Supposons que les deux livres de Chroniques ne faisaient pas partie de l’Ancien Testament. S’en soucierait-on ? S’en apercevrait-on ?
Ces livres ne contiennent pas vraiment d’informations que nous ne pouvons pas trouver ailleurs. Samuel nous parle beaucoup plus de David que le premier livre de Chroniques, incluant le scandale avec Bath-Schéba et Urie, qui n’est d’ailleurs pas rapporté dans Chroniques. Les deux livres de Rois racontent aussi la même histoire, de Salomon à l’exil, en donnant beaucoup plus de détails sur le royaume du nord d’Israël, incluant le ministère d’Élie et d’Élisée. Chroniques fait une seule fois mention d’Élie (2 Ch 21.12). Le décret de Cyrus marque la fin de Chroniques, mais celui-ci se trouve aussi dans Esdras.
Si Chroniques n’existait pas, il nous manquerait neuf chapitres de généalogie (hum !), les détails de la préparation du temple de David et quelques épisodes de la vie des rois de Juda (l’apostasie de Joas, l’essai d’Ozias d’offrir de l’encens, la repentance de Manassé). Voilà qui couvre à peu près tout.
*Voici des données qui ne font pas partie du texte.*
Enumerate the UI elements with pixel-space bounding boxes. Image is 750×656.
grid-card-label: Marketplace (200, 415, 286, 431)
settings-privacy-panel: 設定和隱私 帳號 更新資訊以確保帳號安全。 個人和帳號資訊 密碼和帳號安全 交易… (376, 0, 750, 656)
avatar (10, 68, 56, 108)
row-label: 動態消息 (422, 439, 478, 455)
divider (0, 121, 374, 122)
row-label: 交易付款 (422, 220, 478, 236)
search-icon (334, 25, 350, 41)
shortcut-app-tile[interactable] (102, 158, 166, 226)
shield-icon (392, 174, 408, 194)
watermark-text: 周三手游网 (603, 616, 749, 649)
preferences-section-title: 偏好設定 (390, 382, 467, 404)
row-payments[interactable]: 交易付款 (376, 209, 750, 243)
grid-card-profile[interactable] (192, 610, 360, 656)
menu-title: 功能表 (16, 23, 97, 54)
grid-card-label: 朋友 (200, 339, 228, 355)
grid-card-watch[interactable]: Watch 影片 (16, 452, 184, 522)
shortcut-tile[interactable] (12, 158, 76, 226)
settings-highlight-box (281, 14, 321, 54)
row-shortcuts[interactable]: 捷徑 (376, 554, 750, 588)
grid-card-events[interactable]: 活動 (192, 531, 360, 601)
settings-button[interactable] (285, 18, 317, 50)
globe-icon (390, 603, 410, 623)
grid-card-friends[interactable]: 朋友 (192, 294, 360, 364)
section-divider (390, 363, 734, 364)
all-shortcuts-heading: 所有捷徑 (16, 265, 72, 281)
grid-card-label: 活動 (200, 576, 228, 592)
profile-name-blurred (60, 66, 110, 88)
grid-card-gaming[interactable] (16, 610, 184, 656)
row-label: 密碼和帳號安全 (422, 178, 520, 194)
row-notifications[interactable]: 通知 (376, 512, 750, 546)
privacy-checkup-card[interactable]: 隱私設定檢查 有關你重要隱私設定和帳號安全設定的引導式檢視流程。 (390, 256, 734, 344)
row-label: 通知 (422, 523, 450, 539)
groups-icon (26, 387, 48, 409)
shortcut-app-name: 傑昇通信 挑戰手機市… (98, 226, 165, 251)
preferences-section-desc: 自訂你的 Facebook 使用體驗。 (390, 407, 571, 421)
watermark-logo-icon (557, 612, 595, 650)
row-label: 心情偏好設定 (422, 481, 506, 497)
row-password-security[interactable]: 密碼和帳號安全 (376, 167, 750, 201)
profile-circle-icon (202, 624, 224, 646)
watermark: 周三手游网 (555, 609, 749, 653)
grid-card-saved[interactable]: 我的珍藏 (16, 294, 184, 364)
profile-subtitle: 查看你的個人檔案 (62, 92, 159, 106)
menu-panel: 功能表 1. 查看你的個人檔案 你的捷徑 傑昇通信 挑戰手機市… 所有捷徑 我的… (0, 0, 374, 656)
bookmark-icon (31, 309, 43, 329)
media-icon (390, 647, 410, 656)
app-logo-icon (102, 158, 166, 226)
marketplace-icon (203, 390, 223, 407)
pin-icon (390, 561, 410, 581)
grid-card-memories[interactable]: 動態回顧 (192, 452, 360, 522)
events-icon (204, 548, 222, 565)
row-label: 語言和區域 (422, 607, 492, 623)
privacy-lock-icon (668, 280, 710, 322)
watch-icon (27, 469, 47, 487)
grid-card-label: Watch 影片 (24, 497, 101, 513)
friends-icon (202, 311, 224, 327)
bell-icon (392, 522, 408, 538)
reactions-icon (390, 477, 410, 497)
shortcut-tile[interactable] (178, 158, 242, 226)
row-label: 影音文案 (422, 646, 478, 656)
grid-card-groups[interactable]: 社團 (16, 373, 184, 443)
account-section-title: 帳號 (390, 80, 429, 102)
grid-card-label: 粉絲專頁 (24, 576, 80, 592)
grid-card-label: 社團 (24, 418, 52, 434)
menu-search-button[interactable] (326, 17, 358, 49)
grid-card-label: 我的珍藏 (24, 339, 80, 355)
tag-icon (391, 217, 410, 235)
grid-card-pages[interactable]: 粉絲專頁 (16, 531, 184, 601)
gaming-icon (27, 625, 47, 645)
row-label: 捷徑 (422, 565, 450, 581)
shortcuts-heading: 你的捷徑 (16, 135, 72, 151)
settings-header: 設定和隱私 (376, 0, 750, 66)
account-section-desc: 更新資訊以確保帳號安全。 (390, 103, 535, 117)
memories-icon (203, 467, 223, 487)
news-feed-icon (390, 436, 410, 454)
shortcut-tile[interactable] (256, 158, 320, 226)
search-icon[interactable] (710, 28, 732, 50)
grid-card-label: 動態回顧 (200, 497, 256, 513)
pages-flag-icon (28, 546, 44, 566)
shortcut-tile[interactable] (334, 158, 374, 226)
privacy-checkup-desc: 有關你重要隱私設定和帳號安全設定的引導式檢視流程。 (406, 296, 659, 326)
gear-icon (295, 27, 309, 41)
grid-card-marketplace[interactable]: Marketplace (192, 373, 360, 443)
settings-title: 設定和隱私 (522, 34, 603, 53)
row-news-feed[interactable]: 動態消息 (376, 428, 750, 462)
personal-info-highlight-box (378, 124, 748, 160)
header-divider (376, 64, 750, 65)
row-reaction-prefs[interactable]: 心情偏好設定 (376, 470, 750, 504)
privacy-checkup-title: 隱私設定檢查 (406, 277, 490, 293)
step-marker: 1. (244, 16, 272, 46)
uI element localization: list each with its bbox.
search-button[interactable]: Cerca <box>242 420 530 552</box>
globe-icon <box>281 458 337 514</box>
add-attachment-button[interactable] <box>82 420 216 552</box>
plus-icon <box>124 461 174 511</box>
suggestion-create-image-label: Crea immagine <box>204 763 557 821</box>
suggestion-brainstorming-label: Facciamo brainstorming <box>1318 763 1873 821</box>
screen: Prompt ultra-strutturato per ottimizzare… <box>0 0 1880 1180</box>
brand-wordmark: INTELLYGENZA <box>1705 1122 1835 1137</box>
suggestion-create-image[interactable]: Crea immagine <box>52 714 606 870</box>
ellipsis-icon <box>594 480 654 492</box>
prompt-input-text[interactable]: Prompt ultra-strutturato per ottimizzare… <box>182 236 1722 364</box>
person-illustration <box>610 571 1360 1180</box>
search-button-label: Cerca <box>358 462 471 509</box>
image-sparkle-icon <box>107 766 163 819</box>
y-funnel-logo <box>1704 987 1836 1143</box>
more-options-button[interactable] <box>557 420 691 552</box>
Alors, qui a besoin des livres de Chroniques ? Ma réponse : nous tous – c’est-à-dire les protestants évangéliques de l’ère moderne. Chroniques expose précisément les faiblesses gouvernementales et liturgiques de bien des églises protestantes américaines et esquisse la repentance et la santé ecclésiales.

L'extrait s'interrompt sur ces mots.